Liberian School Opens Thanks To Reed's Pushcart Warriors
A school effort that began with a book has built a school in Liberia.
Reed teachers Valerie Pagano-Hepburn, Lil Martenson, Patrice DiVanno, and Karen King visited Newtown Middle School on Friday, June 5, to share the news with former Reed students, who gathered into the NMS’s auditorium during two assemblies.
“It’s so exciting. You’re going to be blown away,” said Ms Pagano-Hepburn to her former students before Ms King shared the story of how the school came to be built.
Before Newtown’s fifth grade was moved to Reed Intermediate School, reading The Pushcart Wars by Jean Merrill was part of the curriculum at Sandy Hook Elementary School. The book tells the fictional story of a clash between pushcart vendors in New York City and the increasing truck traffic that competed for space.
In 2007, Ms Pagano-Hepburn introduced it to her sixth grade students at Reed, and the students worked to create their own “pushcarts” filled with selected foods and other items, to sell the items while competing, like in the book. That year and for the next few years, the money raised went to charities.
After being inspired by a letter to the editor in a May 2013 edition of The Newtown Bee from a student at Kamiak High School in Mukilteo, Wash., the 2013 Pushcart Warriors donated their $2,800 to build a well through the Well Done Organization.
The $2,800 was more than had ever been raised during a Pushcart Day, according to Ms King, at Reed.
Ms King was tasked that summer with finding the right school for the well. While traveling, Ms King ended up at New Life Christian Academy, located in Paynesville, a suburb of Monrovia, Liberia.
“As soon as I go to the school… I saw how in need it was,” said Ms King.
The school building was made of sticks, mud, branches. It had leaks, mud, no desks, and 300 students.
“They didn’t have a clean water drinking well and they didn’t have latrines, no bathrooms,” Ms King said. Adding later, “As soon as I saw the name ‘New Life’ I knew it was the school that we wanted to help.”
When the well was later completed, a sign was created that read, “This well is dedicated to the memory of the 26 Sandy Hook School angels, given by Reed Intermediate School, Newtown, Connecticut, USA, 2012-2013. Kindness Matters.
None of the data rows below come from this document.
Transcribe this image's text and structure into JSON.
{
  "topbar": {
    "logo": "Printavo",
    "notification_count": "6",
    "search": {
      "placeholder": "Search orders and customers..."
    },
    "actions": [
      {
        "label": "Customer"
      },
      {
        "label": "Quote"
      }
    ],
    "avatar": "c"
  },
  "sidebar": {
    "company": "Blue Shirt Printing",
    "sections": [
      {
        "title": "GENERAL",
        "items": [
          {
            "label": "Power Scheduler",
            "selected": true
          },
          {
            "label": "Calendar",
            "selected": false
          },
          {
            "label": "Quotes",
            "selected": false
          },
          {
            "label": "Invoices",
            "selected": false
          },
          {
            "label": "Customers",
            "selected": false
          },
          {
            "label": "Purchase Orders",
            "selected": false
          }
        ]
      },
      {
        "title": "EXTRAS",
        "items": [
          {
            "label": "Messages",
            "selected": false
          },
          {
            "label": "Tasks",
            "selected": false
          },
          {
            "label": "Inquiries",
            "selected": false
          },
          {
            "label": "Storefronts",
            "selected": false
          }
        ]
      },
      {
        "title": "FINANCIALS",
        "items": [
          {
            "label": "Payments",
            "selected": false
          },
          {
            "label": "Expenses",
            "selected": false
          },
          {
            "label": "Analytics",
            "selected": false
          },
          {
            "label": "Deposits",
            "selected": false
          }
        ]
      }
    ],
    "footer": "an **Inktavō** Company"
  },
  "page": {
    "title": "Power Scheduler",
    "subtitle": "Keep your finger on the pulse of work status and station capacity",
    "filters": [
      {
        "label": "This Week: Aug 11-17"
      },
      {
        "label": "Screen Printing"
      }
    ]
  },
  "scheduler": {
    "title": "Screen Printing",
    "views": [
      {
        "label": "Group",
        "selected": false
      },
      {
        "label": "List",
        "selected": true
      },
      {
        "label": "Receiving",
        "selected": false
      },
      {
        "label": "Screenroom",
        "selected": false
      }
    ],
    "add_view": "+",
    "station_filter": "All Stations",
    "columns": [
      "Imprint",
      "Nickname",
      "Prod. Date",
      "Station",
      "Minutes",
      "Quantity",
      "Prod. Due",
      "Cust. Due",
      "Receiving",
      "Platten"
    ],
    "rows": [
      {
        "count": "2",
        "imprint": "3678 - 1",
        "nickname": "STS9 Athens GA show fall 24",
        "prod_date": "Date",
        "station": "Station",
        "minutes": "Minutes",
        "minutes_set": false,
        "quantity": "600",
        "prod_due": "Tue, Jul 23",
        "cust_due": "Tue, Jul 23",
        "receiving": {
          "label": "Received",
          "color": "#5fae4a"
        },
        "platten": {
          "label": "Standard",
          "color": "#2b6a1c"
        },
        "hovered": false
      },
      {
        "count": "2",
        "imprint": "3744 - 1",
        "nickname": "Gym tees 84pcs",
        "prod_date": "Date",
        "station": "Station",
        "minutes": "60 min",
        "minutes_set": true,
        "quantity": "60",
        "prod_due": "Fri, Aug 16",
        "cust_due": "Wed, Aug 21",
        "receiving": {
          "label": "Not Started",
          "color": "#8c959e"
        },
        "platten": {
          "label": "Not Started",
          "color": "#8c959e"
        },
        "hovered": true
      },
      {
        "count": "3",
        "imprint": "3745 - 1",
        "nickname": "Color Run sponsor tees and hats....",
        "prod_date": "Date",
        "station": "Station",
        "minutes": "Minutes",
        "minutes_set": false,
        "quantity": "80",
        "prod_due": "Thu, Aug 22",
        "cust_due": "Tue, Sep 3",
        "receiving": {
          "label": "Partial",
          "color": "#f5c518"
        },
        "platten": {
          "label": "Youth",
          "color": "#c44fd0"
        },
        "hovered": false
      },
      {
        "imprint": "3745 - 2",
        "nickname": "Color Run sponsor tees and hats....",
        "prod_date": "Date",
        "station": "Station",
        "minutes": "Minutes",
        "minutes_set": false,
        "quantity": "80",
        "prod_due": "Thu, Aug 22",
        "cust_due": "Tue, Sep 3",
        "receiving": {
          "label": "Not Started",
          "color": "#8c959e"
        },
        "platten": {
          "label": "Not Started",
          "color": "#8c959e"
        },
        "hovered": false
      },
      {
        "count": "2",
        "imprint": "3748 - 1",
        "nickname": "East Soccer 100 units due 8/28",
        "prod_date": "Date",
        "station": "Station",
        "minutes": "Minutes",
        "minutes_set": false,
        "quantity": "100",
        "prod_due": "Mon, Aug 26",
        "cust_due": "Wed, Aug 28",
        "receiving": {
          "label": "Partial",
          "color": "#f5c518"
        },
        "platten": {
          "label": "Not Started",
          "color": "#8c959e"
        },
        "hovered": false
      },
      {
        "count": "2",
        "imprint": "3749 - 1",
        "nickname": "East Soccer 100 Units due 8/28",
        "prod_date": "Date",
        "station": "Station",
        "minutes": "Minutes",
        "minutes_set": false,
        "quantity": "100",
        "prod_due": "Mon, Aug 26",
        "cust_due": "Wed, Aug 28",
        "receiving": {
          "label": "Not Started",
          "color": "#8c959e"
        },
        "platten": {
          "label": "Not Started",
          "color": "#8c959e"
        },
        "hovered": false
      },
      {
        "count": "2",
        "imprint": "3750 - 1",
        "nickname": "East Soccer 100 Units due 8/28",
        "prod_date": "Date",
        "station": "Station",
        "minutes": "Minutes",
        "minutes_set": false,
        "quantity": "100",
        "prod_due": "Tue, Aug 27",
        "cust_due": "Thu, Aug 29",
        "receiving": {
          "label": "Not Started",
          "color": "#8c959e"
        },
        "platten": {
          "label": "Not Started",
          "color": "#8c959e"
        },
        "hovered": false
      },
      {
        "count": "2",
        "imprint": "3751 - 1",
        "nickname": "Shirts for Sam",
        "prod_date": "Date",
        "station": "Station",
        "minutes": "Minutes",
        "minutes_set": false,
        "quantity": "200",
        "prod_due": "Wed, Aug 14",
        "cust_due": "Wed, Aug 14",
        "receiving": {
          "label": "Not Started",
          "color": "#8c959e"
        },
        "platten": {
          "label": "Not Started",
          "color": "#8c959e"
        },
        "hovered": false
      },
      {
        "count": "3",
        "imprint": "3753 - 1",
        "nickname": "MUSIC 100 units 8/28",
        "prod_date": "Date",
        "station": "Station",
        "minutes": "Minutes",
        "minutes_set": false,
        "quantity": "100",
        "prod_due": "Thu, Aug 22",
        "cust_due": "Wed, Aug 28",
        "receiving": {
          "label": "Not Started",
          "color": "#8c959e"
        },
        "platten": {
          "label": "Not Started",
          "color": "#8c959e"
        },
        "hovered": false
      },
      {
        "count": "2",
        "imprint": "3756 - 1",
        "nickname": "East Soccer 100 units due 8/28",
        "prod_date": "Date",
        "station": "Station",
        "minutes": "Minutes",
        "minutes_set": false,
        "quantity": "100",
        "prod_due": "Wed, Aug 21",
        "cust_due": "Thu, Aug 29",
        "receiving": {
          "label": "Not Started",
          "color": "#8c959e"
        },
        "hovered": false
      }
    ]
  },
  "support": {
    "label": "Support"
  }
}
Love Wins.”
2014’s Pushcart Wars
When Ms King asked school leaders at New Life Christian Academy in 2013 what they would want, “all they said was a well,” Ms King told the students at NMS.
But the next round of Pushcart Warriors did not stop there.
After learning what the class before them had done, the 2014 Pushcart Warriors brainstormed ideas. A contact at Scholastic Publishing had heard about Reed’s efforts and offered to donate 600 to 1,000 nonfiction books for New Life Christian Academy, and as Ms King said at the time, HEARTT, an NGO, offered to ship the books. The donation led to the idea of building a library or a school building, an idea that was thought to be too expensive at first.
“Then I was contacted by somebody who doesn’t want to be named,” Ms King said on Friday.
The anonymous couple challenged Reed’s 2014 Pushcart Warriors to raise more than $3,000, and if they could, the donors said they would add $22,000 to the cause to make building a school possible.
The warriors raised more than $5,560.
“The year that you did Pushcart Day was the most amazing Pushcart Day I have ever seen,” Ms King said, smiling, adding that the money was raised by asking everyone at the school to find every nickel, dime, and quarter they had for the cause.
“I was on the phone that night with the donor and the check was in the mail that night,” said Ms King. “He and his wife were so proud of you and so proud to be your partner in this. And together with their $22,000 we again brought new life.”
Before Ms King shared photos of the new school building for New Life Christian Academy, she also told students about the crisis Liberia suffered while the school was being built.
Ebola spread throughout Liberia last summer, halting progress on the school by August.
“The disease was so contagious and so deadly that there were no schools that opened this past September,” said Ms King. “Schools remained close in Liberia. They didn’t want children coming to the same rooms to spread the disease. Most stores closed. Most businesses closed. Schools closed. It was a very, very, sad time in Liberia.”
About a month ago, Ms King said the schools opened for the first time in the school year after the country was determined to be Ebola-free.
“And New Life Christian Academy opened for the first time this school year,” said Ms King. “I want you to remember what it looked like. Now, this is what you did.”
Ms King then presented photos of the new building.
“Whoa!” a number of the students said at once.
The students watched as more photos of the “real school” the “center of the community” were shared.
The new building has rooms, windows, cement floors, desks, and books.
“There was enough money left over to give them what they really need…,” Ms King said, before showing another photo. “A latrine. They got four toilets so the students can have the dignity of going to school for their education and not have to focus on things like their daily needs.”
Ms King told the students they changed the lives of the New Life Christian Academy students.
“This change will go on for many generations because of something that happened in your class, in your classroom,” Ms King said. “You can be very, very proud of yourself. I am bursting with pride.”